Food & Drink

4 Asian Craft Beers You Need to Try Now

Catching the spirit of collaboration, Asian breweries are teaming up with bold beer hounds, artisanal chocolatiers, coffee roasters, and more to produce some serious suds.

By Brian Spencer

Mar 4, 2017


Courtesy of Jing-A Brewing (3)

Beijing’s Jing-A Brewing Co. traveled some 7,000 kilometers to Europe’s first sake brewery in Grimstad, Norway, for one of its most ambitious collaborations to date. Master Norwegian brewers Nøgne Ø added a little Scandinavian magic to Imperial Koji Saison, a massive, palate challenging 14-percent ale made with aged Chinese orange peel, fresh koji, and sake and saison yeasts. Their bold joint maneuver scored a bronze medal in Barcelona Beer Challenge 2016’s “Experimental” category. Meanwhile in London, a still-unnamed Flanders red ale, brewed with smoked sour plums Jing-A sourced in China, is currently aging in barrels at Beavertown Brewery. Jing-A hopes to unveil this transcontinental creation in Beijing by next summer.

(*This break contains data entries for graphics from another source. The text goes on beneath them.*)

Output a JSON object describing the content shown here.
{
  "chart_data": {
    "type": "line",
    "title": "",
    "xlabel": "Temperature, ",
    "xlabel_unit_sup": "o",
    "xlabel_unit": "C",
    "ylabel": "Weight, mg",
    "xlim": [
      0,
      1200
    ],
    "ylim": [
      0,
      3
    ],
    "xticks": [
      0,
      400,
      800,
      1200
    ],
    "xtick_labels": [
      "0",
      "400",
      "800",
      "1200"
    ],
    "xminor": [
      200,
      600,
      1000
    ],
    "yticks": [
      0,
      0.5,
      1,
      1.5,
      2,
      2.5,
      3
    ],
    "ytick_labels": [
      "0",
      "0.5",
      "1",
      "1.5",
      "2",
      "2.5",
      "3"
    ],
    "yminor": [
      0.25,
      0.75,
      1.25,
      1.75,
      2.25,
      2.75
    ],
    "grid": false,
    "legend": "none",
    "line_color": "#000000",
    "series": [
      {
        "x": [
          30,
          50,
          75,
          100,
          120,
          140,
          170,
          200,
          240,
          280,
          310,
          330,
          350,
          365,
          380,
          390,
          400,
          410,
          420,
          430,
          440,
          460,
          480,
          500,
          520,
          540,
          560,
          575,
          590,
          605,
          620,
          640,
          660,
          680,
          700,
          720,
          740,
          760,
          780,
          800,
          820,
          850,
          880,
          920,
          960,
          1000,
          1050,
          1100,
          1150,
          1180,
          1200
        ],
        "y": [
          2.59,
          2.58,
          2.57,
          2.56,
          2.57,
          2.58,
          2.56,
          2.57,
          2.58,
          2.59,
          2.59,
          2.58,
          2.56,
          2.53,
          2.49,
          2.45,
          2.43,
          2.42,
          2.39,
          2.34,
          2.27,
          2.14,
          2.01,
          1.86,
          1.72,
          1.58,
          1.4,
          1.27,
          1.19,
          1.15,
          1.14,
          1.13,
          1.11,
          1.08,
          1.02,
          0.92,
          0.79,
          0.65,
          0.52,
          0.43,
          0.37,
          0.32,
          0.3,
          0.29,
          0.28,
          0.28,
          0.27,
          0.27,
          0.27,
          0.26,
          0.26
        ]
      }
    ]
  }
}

Courtesy of Innocence Brewing

“We wanted something reflective of Southeast Asia,” says Mike Wong, founder of Innocence Brewing of the easy-drinking Serai Halia pale ale, launched during Singapore Craft Beer Week in August. For its first-ever collaboration, the hotshot new kid in the booming local craft beer scene partnered with Smith Street Taps, an all-craft taps hawker stall in Chinatown. The pair spiked it with 10 kilograms of lemongrass and more than three kilos of ginger, then used ale and champagne yeasts for fermentation, creating a spicy, refreshing brew with a distinct sense of place.


When one of Saigon’s first serious microbreweries, Pasteur Street Brewing Company, joined forces with Vietnamese artisanal cacao masters, Marou Faiseurs du Chocolat, the result was a match made in beer heaven. The dark, toasty notes in the Imperial Chocolate Cyclo Stout come from Treasure Island, a small-batch chocolate made from Tan Phu Dong Island in the Mekong River. So successful was this 13-percent stout that it bagged a gold medal in the “Chocolate Beer” category of this May’s World Beer Cup.


A sturdy oatmeal stout base balances out the bitterness in Young Master Ales Add Oil, made in tandem with a local third-wave café and roaster, 18 Grams Specialty Coffee. To fully infuse the flavors of 18 Grams’ custom blend, founder Rohit Dugar says YMA used a “double mash” method of first roasting the beans and malted barley together, then later adding a cold-brew coffee and a tincture of the same beans after fermentation. The creativity paid off—it won a bronze at the 2016 Australian International Beer Awards.


Even as the region’s local breweries amp up production, more foreign beers are hitting our shelves and taps. Here are four stellar imports worth hunting down.

GAMMA RAY: Beavertown Brewery’s signature beer, ripe with three malts including best pale, is probably the finest pale ale coming out of London. Clean, crisp and redolent of tropical citrus fruits, Gamma Ray is the perfect antidote for sweltering Southeast Asian afternoons. The can’s sci-fi inspired artwork is unmistakable.

SESSION IPA: Another London brewery (mostly) eschewing bottles for cans, Fourpure Brewing Co. packs five different hops into its highly drinkable Session IPA. It has all the flavor of a big, juicy American-style IPA but, at just 4.2-percent alcohol-byvolume, far less punch. For now, it’s available in Australia, Malaysia and Singapore.

SPONTAN SERIES: Danish brewery Mikkeller produces this range of tart, refreshing ales by aging lambics in oak barrels with wild yeasts and adding a single fruit—gooseberries, cherries, Mandarin oranges—to each batch. Look for Spontans in craft bottle shops and on draft at Mikkeller bars in Bangkok, Singapore, Seoul and Taipei.

VELVETS ARE BLUE: Like the Spontan ales, this spritzy saison from Denmark’s To Øl draws its sour funk from a wild yeast fermentation, while heaps of blueberries contribute a light, fruity backbone. Raspberries replace the blueberries in its sister beer, Roses Are Brett. To Øl is distributed in at least nine Asia-Pacific countries.